Cox agrees to buy news site Axios; AJC and Atlanta newsletter to remain independent
By John Ruch
Axios launched an Atlanta newsletter in September 2021. Cox spokesperson Natalie Giurato tells SaportaReport that “both Axios and the AJC will continue to operate independently” and that “there will be no impact” on the current staff at Axios Atlanta. However, she did not specifically respond when asked whether the AJC and Axios might share content in some fashion. Axios did not immediately respond to a comment request.
The sale — which has yet to close and requires regulatory approval – appeared to be a surprise to Axios staff. The outlet’s own story quoted its bosses, but also cited anonymous sources and a New York Times article that broke the news. Thomas Wheatley, one of the Axios Atlanta editors, declined to comment on the record but retweeted the Axios story with a wide-eyed emoji suggesting a surprised or interested bystander.
“With so much happening in the world, Axios plays a critical role in delivering balanced, trusted news that people need,” said Cox Chairman and CEO Alex Taylor in a corporate press release. “Our company started in the media business, and we have always had a passion for journalism. Bringing a forward-thinking organization like Axios into Cox Enterprises is exciting for us on many levels, and we look forward to helping them continue to scale and grow.”
“We have found our kindred spirit for creating a great, trusted, consequential media company that can outlast us all,” said Axios CEO and co-founder Jim VandeHei in the press release. “Our shared ambitions should be clear: to spread clinical, nonpartisan, trusted journalism to as many cities and as many topics as fast as possible.”
A telecommunications and publishing behemoth, Cox is based in Sandy Springs, as is the AJC, a newspaper bought by the founding Cox family more than 70 years ago, originally as two separate publications before a 2001 merger. Cox has made major changes in its media portfolio in recent years. In 2018, it considered merging the AJC and WSB TV and radio operations. But in 2019, it made a big change in course by selling WSB and several other national broadcasting outlets, while keeping the AJC and several Ohio newspapers.
Axios launched in 2017 and is based in Virginia in the Washington, D.C. metro area. Its founders previously created another well-known news site, Politico, which sold to a German publishing company for over $1 billion last year.

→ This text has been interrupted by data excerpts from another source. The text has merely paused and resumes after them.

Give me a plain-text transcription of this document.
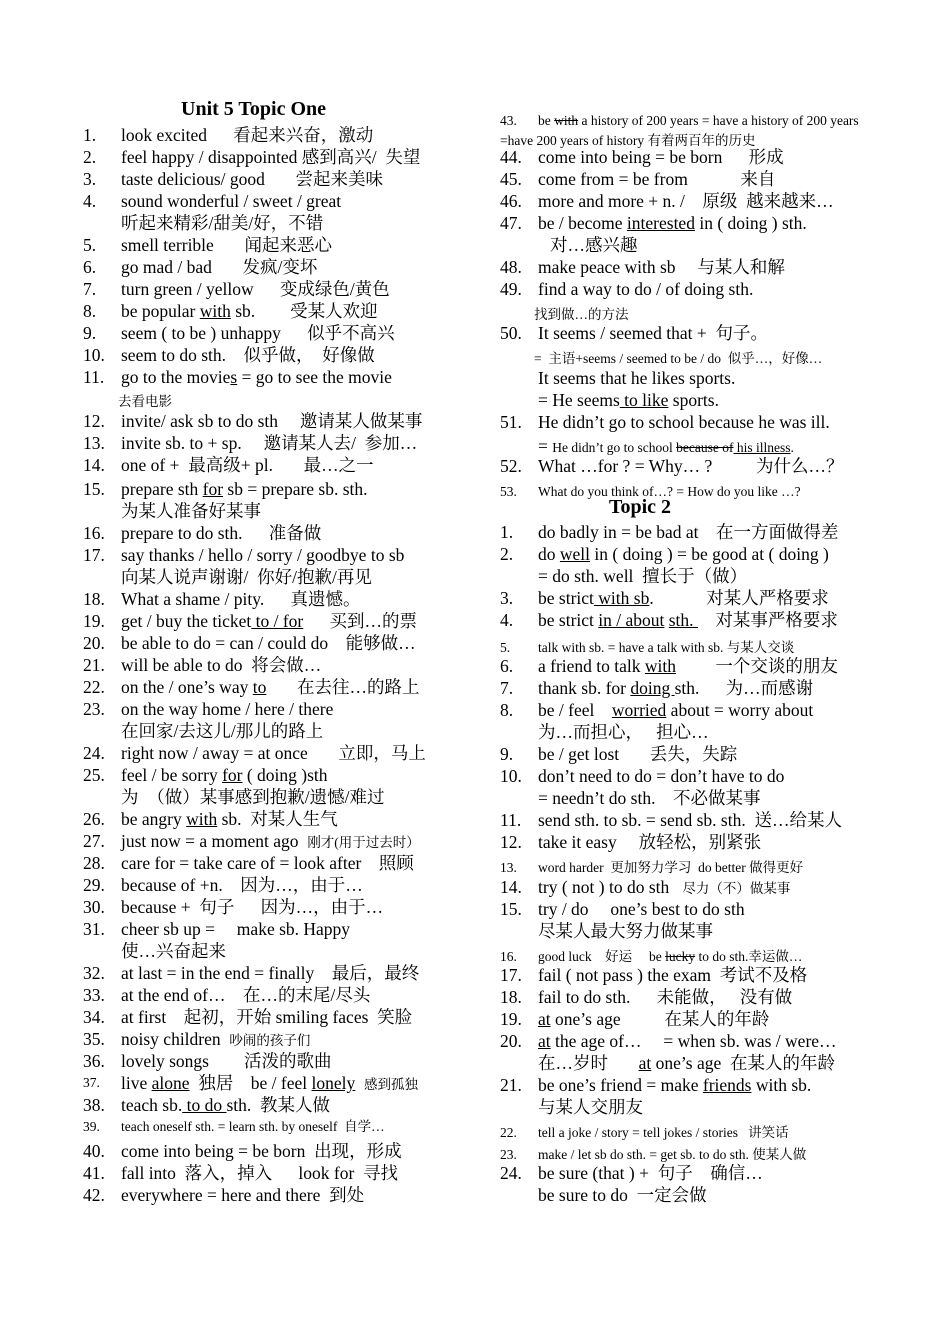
Unit 5 Topic One
Topic 2
1. look excited      看起来兴奋，激动
2. feel happy / disappointed 感到高兴/  失望
3. taste delicious/ good       尝起来美味
4. sound wonderful / sweet / great
听起来精彩/甜美/好，不错
5. smell terrible       闻起来恶心
6. go mad / bad       发疯/变坏
7. turn green / yellow      变成绿色/黄色
8. be popular with sb.        受某人欢迎
9. seem ( to be ) unhappy      似乎不高兴
10. seem to do sth.    似乎做，  好像做
11. go to the movies = go to see the movie
去看电影
12. invite/ ask sb to do sth     邀请某人做某事
13. invite sb. to + sp.     邀请某人去/  参加…
14. one of +  最高级+ pl.       最…之一
15. prepare sth for sb = prepare sb. sth.
为某人准备好某事
16. prepare to do sth.      准备做
17. say thanks / hello / sorry / goodbye to sb
向某人说声谢谢/  你好/抱歉/再见
18. What a shame / pity.      真遗憾。
19. get / buy the ticket to / for      买到…的票
20. be able to do = can / could do    能够做…
21. will be able to do  将会做…
22. on the / one’s way to       在去往…的路上
23. on the way home / here / there
在回家/去这儿/那儿的路上
24. right now / away = at once       立即，马上
25. feel / be sorry for ( doing )sth
为  （做）某事感到抱歉/遗憾/难过
26. be angry with sb.  对某人生气
27. just now = a moment ago  刚才(用于过去时）
28. care for = take care of = look after    照顾
29. because of +n.    因为…，由于…
30. because +  句子      因为…，由于…
31. cheer sb up =     make sb. Happy
使…兴奋起来
32. at last = in the end = finally    最后，最终
33. at the end of…    在…的末尾/尽头
34. at first    起初，开始 smiling faces  笑脸
35. noisy children  吵闹的孩子们
36. lovely songs        活泼的歌曲
37. live alone  独居    be / feel lonely 感到孤独
38. teach sb. to do sth.  教某人做
39. teach oneself sth. = learn sth. by oneself  自学…
40. come into being = be born  出现，形成
41. fall into  落入，掉入      look for  寻找
42. everywhere = here and there  到处
43. be with a history of 200 years = have a history of 200 years
=have 200 years of history 有着两百年的历史
44. come into being = be born      形成
45. come from = be from            来自
46. more and more + n. /    原级  越来越来…
47. be / become interested in ( doing ) sth.
对…感兴趣
48. make peace with sb     与某人和解
49. find a way to do / of doing sth.
找到做…的方法
50. It seems / seemed that +  句子。
=  主语+seems / seemed to be / do  似乎…，好像…
It seems that he likes sports.
= He seems to like sports.
51. He didn’t go to school because he was ill.
= He didn’t go to school because of his illness.
52. What …for ? = Why… ?          为什么…？
53. What do you think of…? = How do you like …?
1. do badly in = be bad at    在一方面做得差
2. do well in ( doing ) = be good at ( doing )
= do sth. well  擅长于（做）
3. be strict with sb.            对某人严格要求
4. be strict in / about sth.     对某事严格要求
5. talk with sb. = have a talk with sb. 与某人交谈
6. a friend to talk with         一个交谈的朋友
7. thank sb. for doing sth.      为…而感谢
8. be / feel    worried about = worry about
为…而担心，   担心…
9. be / get lost       丢失，失踪
10. don’t need to do = don’t have to do
= needn’t do sth.    不必做某事
11. send sth. to sb. = send sb. sth.  送…给某人
12. take it easy     放轻松，别紧张
13. word harder  更加努力学习  do better 做得更好
14. try ( not ) to do sth   尽力（不）做某事
15. try / do     one’s best to do sth
尽某人最大努力做某事
16. good luck    好运     be lucky to do sth.幸运做…
17. fail ( not pass ) the exam  考试不及格
18. fail to do sth.      未能做，   没有做
19. at one’s age          在某人的年龄
20. at the age of…     = when sb. was / were…
在…岁时       at one’s age  在某人的年龄
21. be one’s friend = make friends with sb.
与某人交朋友
22. tell a joke / story = tell jokes / stories   讲笑话
23. make / let sb do sth. = get sb. to do sth. 使某人做
24. be sure (that ) +  句子    确信…
be sure to do  一定会做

Axios uses a formulaic approach to news stories, using a bullet-point, outline-like format. The format is especially suited to its business of newsletters targeting specific cities and niche markets, including Atlanta. The company has been expanding its local newsletters rapidly in U.S. cities. According to Axios’s story, the deal includes an immediate $25 million to continue that expansion. The company also partners with HBO on a documentary series.

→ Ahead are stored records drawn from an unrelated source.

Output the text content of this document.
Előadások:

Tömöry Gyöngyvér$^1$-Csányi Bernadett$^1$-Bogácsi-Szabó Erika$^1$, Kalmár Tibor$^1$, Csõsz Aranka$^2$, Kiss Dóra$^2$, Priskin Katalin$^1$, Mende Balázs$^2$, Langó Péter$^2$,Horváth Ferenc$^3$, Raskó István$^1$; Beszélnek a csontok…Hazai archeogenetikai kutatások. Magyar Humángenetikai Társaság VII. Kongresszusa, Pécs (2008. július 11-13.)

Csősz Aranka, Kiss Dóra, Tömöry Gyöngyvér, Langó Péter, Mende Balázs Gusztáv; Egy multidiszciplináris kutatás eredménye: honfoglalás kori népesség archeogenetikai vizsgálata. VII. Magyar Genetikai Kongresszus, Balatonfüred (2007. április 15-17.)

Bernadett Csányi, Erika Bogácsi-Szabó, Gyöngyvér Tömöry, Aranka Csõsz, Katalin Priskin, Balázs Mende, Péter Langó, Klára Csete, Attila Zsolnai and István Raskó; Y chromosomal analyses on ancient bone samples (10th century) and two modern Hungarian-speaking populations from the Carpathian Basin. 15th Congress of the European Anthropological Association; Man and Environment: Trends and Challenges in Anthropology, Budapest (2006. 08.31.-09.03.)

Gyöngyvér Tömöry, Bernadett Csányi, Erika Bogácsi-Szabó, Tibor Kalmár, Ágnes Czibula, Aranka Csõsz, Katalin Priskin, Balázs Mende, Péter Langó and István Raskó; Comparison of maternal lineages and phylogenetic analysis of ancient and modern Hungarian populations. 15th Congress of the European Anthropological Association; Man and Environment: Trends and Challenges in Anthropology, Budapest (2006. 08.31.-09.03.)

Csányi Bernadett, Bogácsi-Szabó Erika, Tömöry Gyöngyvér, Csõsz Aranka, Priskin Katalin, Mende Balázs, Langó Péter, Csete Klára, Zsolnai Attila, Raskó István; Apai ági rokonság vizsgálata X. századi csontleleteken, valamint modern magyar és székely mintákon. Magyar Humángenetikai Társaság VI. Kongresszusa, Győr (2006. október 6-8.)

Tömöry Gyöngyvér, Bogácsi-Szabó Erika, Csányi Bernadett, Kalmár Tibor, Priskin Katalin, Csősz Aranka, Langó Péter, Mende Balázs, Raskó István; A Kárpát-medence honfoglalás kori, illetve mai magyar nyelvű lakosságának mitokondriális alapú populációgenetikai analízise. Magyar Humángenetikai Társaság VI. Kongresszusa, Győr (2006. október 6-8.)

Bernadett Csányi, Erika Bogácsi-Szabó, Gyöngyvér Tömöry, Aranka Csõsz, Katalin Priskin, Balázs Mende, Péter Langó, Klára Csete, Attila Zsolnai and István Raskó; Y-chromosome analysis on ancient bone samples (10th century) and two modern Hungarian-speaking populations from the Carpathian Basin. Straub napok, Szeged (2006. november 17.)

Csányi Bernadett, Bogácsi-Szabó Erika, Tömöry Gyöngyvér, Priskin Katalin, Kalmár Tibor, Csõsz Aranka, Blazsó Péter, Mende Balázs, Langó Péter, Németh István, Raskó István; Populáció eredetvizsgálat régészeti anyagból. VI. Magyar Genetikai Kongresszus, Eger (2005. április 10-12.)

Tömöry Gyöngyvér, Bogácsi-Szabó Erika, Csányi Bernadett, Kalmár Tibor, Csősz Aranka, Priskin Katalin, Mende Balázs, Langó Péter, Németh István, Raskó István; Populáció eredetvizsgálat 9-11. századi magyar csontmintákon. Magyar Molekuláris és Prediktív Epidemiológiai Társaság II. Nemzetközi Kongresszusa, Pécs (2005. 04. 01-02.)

Axios last year launched a software product called Axios HQ focused on newsletters for corporate communications. According to a Cox press release, that division will spin off as a separate and independent company led by Schwartz. Cox will become a “sole minority investor,” according to the press release.
As for Axios itself, Schwartz, VandeHei and another co-founder, Mike Allen, “will continue to hold substantial stakes in the company and will lead editorial and day-to-day business decisions,” according to the press release. According to the Axios story, Cox will hold a controlling four board seats at Axios, with one held by Cox Chairman and CEO Alex Taylor.
The Axios story claims its company has always been profitable.